Yoddamrong Sithyodthong

Personal information
- Nickname: Oh
- Born: Damrong Kongsuk February 15, 1981 Uthai Thani, Thailand
- Died: September 3, 2011 (aged 30) Queen Savang Vadhana Memorial Hospital, Si Racha, Chonburi, Thailand
- Height: 168 cm (5 ft 6 in)
- Weight: Super-bantamweight; Featherweight;

Boxing career

Boxing record
- Total fights: 51
- Wins: 43
- Win by KO: 18
- Losses: 7
- Draws: 1

= Yoddamrong Sithyodthong =

Yoddamrong Sithyodthong (ยอดดำรงค์ ศิษย์ยอดธง; February 15, 1981 – September 3, 2011), also known as Yoddamrong Singwangcha (ยอดดำรงค์ สิงห์วังชา), was a Thai professional boxer who competed from 1996 to 2007 and held the WBA super-bantamweight title in 2002.

==Biography and career==
Born in Uthai Thani province in upper central Thailand, Yoddamrong who was nicknamed Oh, used to fight Muay Thai before with grand master Yodtong "Kru Tui" Senanan as a trainer.

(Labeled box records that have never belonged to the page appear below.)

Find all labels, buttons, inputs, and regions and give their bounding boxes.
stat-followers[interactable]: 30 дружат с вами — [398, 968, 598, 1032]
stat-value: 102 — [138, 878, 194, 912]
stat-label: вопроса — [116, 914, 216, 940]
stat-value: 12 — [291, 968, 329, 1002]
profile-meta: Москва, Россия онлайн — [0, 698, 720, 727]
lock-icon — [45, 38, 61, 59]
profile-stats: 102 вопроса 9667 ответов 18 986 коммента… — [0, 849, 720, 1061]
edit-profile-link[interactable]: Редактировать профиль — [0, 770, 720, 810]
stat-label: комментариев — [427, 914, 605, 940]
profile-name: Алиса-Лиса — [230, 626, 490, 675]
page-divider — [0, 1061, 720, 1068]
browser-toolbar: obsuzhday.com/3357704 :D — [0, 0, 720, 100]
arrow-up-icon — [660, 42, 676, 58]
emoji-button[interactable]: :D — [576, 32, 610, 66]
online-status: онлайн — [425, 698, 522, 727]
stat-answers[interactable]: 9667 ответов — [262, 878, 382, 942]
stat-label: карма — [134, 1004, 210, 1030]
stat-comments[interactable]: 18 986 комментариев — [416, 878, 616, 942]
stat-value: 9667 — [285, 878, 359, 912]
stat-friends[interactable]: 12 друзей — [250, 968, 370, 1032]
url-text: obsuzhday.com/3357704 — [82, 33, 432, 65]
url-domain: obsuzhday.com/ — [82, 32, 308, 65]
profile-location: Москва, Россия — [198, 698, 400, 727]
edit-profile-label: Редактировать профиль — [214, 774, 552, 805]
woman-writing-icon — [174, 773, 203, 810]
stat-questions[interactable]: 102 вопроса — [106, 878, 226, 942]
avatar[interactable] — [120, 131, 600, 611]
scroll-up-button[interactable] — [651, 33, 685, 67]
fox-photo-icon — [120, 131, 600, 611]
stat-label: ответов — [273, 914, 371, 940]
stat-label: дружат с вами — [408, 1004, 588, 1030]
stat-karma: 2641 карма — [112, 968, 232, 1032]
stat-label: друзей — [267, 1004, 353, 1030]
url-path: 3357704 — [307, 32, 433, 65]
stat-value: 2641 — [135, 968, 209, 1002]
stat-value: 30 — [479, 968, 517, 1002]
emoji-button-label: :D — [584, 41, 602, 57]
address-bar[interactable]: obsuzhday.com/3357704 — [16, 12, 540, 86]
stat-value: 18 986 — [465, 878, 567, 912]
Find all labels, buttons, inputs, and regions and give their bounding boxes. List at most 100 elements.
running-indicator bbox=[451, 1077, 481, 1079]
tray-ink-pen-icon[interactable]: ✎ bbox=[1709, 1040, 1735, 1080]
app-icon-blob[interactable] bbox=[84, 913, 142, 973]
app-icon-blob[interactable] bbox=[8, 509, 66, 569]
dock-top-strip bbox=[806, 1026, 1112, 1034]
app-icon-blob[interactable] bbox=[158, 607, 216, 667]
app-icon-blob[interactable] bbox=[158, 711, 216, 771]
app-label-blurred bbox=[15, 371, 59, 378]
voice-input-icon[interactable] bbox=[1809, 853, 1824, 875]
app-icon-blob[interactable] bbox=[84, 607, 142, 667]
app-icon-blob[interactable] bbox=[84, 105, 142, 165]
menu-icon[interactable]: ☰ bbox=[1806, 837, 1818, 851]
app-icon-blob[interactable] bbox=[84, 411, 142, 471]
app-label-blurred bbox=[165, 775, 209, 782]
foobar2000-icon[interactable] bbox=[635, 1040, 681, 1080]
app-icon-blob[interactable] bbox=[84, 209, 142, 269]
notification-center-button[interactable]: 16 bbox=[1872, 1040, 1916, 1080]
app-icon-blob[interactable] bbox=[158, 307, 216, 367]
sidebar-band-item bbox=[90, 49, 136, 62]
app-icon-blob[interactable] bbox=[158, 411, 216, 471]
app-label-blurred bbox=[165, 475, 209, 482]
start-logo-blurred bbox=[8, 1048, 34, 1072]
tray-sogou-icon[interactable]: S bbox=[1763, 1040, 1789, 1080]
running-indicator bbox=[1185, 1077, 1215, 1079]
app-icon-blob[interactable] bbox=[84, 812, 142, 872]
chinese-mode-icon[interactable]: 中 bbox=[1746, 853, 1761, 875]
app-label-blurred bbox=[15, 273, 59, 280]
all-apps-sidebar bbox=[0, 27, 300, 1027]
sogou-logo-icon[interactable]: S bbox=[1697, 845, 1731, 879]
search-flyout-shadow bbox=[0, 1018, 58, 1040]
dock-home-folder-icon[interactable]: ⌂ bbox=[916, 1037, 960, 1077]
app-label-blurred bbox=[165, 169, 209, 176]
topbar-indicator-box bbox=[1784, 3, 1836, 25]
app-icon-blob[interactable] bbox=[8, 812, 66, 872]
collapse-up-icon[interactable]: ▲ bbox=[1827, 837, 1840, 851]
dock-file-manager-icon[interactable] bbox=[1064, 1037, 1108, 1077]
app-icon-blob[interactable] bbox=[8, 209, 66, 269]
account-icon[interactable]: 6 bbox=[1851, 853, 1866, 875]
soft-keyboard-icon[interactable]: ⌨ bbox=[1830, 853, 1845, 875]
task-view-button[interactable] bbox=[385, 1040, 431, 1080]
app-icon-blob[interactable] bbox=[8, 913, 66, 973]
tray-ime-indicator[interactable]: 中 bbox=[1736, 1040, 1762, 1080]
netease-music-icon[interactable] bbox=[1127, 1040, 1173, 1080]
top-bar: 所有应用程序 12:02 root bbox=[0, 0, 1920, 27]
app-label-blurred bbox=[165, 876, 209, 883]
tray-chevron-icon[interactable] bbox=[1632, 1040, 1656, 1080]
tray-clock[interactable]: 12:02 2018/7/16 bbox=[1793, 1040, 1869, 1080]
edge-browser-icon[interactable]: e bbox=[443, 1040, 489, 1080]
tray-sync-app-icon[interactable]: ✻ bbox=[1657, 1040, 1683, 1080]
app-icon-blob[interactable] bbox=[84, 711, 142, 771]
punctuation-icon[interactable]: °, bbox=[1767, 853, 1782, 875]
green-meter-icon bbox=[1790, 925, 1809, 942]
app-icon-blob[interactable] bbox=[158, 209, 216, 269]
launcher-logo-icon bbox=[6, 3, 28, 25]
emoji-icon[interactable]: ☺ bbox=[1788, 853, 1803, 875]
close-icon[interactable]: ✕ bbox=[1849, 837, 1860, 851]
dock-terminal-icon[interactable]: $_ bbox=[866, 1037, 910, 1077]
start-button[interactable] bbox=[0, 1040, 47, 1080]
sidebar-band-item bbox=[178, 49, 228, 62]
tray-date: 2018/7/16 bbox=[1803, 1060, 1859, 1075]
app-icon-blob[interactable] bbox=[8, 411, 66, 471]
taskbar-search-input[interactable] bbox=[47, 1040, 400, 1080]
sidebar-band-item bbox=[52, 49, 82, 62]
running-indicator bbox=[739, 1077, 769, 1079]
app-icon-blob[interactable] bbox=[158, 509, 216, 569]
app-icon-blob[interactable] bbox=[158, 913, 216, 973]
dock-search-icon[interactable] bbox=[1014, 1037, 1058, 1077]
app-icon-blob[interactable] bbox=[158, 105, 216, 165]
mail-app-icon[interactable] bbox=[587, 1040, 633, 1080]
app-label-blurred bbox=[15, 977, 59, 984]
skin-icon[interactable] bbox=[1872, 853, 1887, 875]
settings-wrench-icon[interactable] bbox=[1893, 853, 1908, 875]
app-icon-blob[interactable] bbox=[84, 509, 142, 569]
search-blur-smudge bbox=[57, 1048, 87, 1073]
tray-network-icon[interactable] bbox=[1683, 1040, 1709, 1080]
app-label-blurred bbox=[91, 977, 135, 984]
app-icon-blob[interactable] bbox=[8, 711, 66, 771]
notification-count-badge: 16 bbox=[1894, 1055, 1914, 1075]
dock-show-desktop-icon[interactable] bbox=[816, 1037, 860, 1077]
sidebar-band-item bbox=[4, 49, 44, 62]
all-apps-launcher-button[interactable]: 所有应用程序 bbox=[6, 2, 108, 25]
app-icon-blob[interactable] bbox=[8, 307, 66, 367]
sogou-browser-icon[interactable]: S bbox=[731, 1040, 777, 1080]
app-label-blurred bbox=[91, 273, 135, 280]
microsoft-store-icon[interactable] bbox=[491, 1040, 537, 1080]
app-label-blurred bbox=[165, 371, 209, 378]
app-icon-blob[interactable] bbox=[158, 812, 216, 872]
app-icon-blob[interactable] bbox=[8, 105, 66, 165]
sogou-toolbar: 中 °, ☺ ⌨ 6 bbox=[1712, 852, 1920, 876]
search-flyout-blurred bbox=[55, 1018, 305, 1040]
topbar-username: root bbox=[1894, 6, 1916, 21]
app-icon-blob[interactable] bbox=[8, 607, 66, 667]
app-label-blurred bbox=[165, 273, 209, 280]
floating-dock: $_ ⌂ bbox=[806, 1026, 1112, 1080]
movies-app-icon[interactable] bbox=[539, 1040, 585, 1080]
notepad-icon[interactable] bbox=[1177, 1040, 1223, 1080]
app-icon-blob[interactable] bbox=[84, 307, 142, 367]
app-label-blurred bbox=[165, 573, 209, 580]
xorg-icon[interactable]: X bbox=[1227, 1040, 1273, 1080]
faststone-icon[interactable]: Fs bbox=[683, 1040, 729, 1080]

When switching to professional he was under the stable of popular promoter Songchai Rattanasuban.

He was short-lived as the world champion after over 12 rounds with Yober Ortega the Venezuelan title holder in Nakhon Ratchasima province on February 21, 2002. After that, he lost it immediately in the first defense in Saitama, Japan with the local challenger Osamu Sato on May 18, the same year. He lost by knockout in the eighth round. Yoddamrong is regarded as Thailand's 32nd world champion, but is the shortest reigning the title at just two months and 27 days. He is considered the first Thai to win the championship in this weight class and this organization before Somsak Sithchatchawal in 2006 and Poonsawat Kratingdaenggym in 2009.

He also had the opportunity to challenge the world champion again in same weight class with the French-Iranian holder Mahyar Monshipour on November 8, 2004, in Paris, France, but was defeated by knockout in the sixth round.

Before retiring in 2007, he had lost twice to fellow Thai the undefeated Chonlatarn Piriyapinyo in 2006 and the following year for ABCO featherweight champion.

==Life after boxing and death==
After leaving the boxing industry, he worked as a truck driver for a brand of energy drink. He lives alone with his wife at the rental room in Bang Lamung, Chonburi province, his wife native. He was suffering from chronic lung disease from heavy smoking. Yoddamrong had an accident with his head hitting the floor in the bathroom on September 1, 2011, two days later, at 4:40 pm, he died at the age of just 30.